One of my youngers has very little need for me at all. The independence so strong I only serve a very limited need. They could walk away tomorrow and conquer the world. They will call home at night to let me know though that they did it ALONE. So independent. Yet, I am still here. I still encourage, I still love, I still set limits for I know they do need me.
One of my youngers has a need for reprimand on a minute by minute basis it seems. There is a strength in that. It will serve them well. I am still showing love. I never give up. I continue on. I know there will be a day when my desire will be won. I know they will understand someday.
One of my youngers has such a need to please. To do as told. To willingly accept. To rarely need reprimand. To be easy going and always ready for a hug. They are not my favorite. There are no favorites, only love for different reasons. They all think they are the favorite though and yet they know they are no better in my eyes than the next.

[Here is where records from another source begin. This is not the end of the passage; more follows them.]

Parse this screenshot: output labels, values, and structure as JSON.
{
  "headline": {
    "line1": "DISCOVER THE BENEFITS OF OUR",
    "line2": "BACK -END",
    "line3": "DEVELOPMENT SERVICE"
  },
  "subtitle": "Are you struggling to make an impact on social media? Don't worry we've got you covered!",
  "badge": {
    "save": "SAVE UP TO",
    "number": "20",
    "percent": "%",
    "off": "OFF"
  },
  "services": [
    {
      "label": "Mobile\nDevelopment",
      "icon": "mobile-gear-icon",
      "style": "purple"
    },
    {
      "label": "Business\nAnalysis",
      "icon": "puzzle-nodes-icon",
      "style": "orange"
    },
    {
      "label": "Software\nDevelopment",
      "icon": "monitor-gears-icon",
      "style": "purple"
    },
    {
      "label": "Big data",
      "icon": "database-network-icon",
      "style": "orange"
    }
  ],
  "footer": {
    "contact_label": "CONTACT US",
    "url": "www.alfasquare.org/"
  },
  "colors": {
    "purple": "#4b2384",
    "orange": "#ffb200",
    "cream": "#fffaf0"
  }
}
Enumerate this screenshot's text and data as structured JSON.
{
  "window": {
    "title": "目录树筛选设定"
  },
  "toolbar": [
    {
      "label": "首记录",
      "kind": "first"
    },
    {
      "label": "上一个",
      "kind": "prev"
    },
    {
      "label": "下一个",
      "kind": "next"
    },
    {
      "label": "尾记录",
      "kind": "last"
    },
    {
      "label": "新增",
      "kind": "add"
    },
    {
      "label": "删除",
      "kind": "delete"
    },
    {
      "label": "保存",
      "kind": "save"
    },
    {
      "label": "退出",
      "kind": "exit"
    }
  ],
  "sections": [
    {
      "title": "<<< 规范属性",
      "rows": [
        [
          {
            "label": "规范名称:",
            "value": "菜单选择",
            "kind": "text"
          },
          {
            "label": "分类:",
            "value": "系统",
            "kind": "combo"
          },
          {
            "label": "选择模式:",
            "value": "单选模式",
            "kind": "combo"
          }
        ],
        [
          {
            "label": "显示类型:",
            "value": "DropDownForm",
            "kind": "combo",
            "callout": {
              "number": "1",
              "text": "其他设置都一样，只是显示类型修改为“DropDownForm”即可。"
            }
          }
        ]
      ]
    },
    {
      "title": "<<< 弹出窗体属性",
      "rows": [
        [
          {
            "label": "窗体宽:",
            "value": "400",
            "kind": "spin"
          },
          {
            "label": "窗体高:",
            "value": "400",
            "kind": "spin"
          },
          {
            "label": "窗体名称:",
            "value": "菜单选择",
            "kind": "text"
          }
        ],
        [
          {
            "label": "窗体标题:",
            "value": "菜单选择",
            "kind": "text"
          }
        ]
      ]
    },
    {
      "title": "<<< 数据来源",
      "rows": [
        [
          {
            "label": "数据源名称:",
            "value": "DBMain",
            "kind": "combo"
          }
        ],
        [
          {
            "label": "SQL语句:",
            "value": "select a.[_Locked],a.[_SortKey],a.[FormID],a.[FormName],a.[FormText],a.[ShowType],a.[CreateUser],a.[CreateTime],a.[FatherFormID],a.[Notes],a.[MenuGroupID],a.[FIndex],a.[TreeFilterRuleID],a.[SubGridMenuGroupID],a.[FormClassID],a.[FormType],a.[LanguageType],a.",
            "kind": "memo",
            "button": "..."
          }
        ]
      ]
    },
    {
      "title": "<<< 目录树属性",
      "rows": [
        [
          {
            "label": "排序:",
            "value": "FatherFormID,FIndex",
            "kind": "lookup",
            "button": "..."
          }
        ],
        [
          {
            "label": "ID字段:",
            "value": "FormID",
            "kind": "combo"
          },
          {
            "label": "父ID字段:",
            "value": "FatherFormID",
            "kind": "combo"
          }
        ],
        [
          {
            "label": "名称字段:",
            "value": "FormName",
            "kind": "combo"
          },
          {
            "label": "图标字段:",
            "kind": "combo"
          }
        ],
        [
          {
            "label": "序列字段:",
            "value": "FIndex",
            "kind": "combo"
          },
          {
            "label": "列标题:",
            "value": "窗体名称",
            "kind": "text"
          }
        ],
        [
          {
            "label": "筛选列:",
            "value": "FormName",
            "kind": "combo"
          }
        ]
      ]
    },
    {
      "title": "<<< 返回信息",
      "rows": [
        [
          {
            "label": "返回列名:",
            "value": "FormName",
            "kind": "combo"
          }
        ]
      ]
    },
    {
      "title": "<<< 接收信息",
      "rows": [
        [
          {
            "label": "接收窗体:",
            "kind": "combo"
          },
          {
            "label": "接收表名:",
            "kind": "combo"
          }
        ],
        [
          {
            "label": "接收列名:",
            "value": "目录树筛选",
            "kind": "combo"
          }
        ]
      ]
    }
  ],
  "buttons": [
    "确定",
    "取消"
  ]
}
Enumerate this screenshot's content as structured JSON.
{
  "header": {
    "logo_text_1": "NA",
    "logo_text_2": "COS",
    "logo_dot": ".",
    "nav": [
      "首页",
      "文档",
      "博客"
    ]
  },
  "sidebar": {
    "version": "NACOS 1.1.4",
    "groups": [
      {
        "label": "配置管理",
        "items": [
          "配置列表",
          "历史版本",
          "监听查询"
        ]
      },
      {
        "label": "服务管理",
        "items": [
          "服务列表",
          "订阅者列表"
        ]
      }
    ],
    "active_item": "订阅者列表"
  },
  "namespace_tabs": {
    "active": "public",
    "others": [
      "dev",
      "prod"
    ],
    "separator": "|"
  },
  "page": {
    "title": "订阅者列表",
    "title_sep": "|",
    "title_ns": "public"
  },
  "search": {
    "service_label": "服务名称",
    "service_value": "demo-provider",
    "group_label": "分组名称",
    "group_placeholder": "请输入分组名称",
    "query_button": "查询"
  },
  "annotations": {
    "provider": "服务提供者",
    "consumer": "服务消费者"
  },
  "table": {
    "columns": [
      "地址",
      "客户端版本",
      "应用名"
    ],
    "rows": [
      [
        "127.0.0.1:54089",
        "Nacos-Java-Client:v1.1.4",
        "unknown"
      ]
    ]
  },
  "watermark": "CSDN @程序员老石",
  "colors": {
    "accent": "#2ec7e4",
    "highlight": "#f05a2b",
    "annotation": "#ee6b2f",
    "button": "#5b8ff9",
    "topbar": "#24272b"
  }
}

You ask, I will provide. Some provisions are immediate. The need for food, love. Some provisions are forthcoming play dates, outings. Some provisions are really a passing fancy that will not be meet, video games, designer clothes.
You disobey, I reprimand. Some reprimands are severe, a spanking, a I need your attention NOW. Some are just needing time alone. Some reprimands are the gentle voice, encouragement to do better. You cry when you are hurt. I kiss away the pain of a fall. I inwardly ache and stand aside to let you absorb the pain of a spanking. Then I kiss away the pain, after the lesson has been taught.
You have the choice to do things on your own. You have the choice to not listen to me.
You don't have to ask for my advice, opinions, you do not HAVE to seek my help. Yet, you do.
You do not have to love me, yet you do. I do not have to love you, yet I never wouldn't!
I don't have to see to believe
I don't have to touch to know
I don't have to have all the answers
There are many things that won't become clear until the day He calls me home
There are inconsistencies in stories
There are metaphor's I don't understand
There are lies greater than I can imagine
There is faith, love, hope
There are truths bigger than I can comprehend
There are promises greater than I can deserve
There is a love bigger than I expect
There are things I know
My Father loves me like I love the children He has given me.
If I let him, My Father reveals himself through my parenting.
If I let him, My Father sets the example for how I should raise, reprimand, care for and love my/His children.
If I reckon him to me and me to them our relationship is identical, except when he knows more than me (which is always).